Experiences from the first Shopware PWA project
Our first online store based on Shopware PWA is almost ready to be launched, so I want to share my experiences that I have gathered along the way. Maybe they will help one or the other when starting a new project with Shopware PWA.
At the beginning of a new project, the question arises whether to use the default theme or your own base theme (e.g. based on the default theme) as the basis for the project.
In advance: The theme can be changed at any time, so this is not a final decision. You can always start without a custom base theme. If you then realize at some point that a custom theme would be useful after all, you can usually simply transfer your changes already made to be in the theme.
Here are a few criteria that can be indications for one or the other variant.
- Store has only one language variant
- Store has multiple language variants, but with the same feature set (simple translation)
- Store has multiple "store views" with different feature sets
- possibly several similarly structured projects, which differ clearly from the default theme in several features.
A separate theme is therefore always worthwhile if deviations from the default theme affect several projects. These deviations can then be managed centrally once without having to maintain them individually in each project.
Currently, there are very regular updates, which you should also quickly integrate into your own project, so that the difference between your own status and the default theme does not become too large. This way, you not only get bug fixes and new features quickly, the change list also remains manageable. Normally, there is also a changelog for each release, which often contains update instructions for breaking changes or deprecations.
If you find a bug or a missing elementary feature, you should report it via Github Issue. If you feel able to do so, you should also fix the bug or implement the feature yourself and submit a pull request. The core team (in my own experience) looks at these promptly, provides feedback and/or merges them. This self-initiative is the fastest way to get a fix or feature into the next release of the default theme.
Also, I find that this way you can give back some of the value that the software offers you in a free to use software. 😉
Many initial questions are already explained in the documentation. It provides an overview of the setup, basic concepts and FAQs.
You can contact the core team directly and get answers to your questions via the official Slack channel. But the community is growing steadily, too, and like this you have the possibility to network with developers in the same situation. I personally am also very active there and try to help others as much as I can.
If you want to make adjustments to the logic in individual components of the default theme, from my experience you should use the Vue composition API in the overridden component. The reason is that you can keep the adjustments in the component itself minimal, because you can outsource the logic via a composition function in a separate file. In the so only minimally changed component you can integrate updates from the default theme much easier in the future, because the comparison of the default and the own component mainly shows only the changes from the update.

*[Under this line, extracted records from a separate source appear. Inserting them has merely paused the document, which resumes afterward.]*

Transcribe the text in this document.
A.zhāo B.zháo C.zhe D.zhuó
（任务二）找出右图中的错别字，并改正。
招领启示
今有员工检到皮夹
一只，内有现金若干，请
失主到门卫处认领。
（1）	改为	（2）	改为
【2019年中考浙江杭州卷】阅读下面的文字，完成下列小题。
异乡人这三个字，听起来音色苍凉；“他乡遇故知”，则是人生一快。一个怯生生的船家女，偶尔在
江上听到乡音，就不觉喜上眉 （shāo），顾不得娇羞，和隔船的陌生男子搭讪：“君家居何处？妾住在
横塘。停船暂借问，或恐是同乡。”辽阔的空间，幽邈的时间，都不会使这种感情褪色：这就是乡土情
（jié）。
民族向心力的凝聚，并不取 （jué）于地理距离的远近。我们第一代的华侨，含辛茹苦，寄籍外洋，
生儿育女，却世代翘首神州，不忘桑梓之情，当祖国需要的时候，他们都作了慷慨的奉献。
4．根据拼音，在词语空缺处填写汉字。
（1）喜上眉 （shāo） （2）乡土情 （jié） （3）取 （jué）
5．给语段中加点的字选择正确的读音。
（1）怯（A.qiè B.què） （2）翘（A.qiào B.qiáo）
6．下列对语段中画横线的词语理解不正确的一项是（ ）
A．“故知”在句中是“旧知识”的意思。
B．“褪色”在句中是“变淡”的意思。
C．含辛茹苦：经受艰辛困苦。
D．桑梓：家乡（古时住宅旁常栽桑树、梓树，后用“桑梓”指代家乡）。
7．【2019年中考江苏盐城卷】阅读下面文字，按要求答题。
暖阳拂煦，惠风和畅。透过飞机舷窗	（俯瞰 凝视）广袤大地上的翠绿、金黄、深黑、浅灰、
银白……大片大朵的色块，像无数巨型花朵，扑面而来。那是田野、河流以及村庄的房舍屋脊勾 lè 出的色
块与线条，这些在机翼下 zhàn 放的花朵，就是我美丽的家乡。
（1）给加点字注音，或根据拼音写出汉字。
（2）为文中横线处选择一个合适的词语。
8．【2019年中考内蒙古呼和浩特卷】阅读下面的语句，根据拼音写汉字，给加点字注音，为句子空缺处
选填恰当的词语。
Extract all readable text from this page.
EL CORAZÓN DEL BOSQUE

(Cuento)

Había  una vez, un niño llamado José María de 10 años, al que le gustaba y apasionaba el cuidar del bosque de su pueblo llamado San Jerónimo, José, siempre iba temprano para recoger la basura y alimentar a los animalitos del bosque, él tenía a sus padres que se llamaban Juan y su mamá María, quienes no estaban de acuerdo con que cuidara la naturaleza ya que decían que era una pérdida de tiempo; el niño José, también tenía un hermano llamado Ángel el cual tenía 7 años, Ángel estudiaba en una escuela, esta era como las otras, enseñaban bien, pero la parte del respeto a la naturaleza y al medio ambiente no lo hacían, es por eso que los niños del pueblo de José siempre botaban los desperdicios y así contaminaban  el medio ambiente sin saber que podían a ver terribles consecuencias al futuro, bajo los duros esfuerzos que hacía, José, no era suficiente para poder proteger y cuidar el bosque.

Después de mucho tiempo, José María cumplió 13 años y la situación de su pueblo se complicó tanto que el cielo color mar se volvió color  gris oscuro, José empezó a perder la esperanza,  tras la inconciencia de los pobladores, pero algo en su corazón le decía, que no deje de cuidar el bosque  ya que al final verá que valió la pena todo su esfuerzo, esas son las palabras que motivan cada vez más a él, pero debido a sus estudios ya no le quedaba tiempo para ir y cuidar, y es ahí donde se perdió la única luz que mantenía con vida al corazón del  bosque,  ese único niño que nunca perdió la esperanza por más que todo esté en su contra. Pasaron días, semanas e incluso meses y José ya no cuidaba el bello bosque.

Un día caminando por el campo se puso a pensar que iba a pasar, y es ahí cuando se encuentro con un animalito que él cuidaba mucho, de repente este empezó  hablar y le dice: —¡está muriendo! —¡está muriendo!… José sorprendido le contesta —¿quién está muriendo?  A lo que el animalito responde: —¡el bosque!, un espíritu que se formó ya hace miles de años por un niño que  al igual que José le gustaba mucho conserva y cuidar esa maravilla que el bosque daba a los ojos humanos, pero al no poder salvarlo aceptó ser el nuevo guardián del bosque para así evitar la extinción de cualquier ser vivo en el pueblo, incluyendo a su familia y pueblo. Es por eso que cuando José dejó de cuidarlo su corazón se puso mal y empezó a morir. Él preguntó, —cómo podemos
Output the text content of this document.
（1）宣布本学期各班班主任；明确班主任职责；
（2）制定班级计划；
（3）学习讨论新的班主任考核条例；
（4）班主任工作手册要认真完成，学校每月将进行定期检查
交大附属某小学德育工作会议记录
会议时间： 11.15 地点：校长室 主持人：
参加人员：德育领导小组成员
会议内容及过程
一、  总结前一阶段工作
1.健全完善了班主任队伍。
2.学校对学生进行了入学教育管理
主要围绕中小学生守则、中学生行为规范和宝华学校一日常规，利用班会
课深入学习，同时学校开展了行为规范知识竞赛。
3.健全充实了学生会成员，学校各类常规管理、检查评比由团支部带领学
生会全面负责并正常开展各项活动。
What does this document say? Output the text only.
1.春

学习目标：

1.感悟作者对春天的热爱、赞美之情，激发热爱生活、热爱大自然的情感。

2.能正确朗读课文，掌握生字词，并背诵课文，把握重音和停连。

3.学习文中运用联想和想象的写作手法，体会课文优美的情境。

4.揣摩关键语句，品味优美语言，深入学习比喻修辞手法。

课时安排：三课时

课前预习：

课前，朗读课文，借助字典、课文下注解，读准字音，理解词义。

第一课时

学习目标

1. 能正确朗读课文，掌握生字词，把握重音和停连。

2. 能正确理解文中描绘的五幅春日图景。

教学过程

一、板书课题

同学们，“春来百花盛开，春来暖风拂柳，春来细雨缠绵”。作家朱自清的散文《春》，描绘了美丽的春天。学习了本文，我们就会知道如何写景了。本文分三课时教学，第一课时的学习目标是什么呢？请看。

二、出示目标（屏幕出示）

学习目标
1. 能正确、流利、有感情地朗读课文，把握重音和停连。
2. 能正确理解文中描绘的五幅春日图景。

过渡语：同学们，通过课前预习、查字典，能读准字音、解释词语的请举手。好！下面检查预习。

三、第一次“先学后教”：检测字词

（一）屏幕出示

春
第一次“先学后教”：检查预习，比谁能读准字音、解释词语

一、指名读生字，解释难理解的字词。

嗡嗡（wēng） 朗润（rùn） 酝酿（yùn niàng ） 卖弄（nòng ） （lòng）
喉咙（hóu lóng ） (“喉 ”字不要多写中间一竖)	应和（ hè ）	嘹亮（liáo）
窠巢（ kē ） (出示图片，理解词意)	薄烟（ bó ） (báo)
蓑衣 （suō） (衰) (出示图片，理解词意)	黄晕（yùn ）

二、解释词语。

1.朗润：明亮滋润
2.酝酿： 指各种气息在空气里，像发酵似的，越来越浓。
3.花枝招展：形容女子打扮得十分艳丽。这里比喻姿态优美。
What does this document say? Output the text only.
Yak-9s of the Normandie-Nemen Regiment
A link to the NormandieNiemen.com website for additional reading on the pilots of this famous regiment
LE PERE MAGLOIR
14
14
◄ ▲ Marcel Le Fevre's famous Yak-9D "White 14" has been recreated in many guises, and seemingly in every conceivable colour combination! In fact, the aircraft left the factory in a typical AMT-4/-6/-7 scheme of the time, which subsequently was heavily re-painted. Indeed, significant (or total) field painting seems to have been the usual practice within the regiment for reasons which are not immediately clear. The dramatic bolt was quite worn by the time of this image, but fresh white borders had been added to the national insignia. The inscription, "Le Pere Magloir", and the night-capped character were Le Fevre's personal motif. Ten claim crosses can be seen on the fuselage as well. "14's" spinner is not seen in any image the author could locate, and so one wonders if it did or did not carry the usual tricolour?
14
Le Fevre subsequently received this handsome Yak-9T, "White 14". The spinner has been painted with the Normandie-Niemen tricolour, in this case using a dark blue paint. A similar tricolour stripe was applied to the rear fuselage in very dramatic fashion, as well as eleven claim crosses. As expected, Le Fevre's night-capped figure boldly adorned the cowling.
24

In some cases it can happen that the necessary adjustments in a component are so large that overwriting this component is more time-consuming than adding your own component. You should not be afraid to do this, because experience has shown that the integration of updates from the default theme is also much more difficult.
If only the styling of a component is to be adjusted, overwriting the component is not necessarily required. Many styles can be overwritten with the help of CSS variables, e.g. in
src/assets/scss/main.scss. Especially the often underlying Vue components from Storefront UI are to a very large extent customizable purely via CSS variables.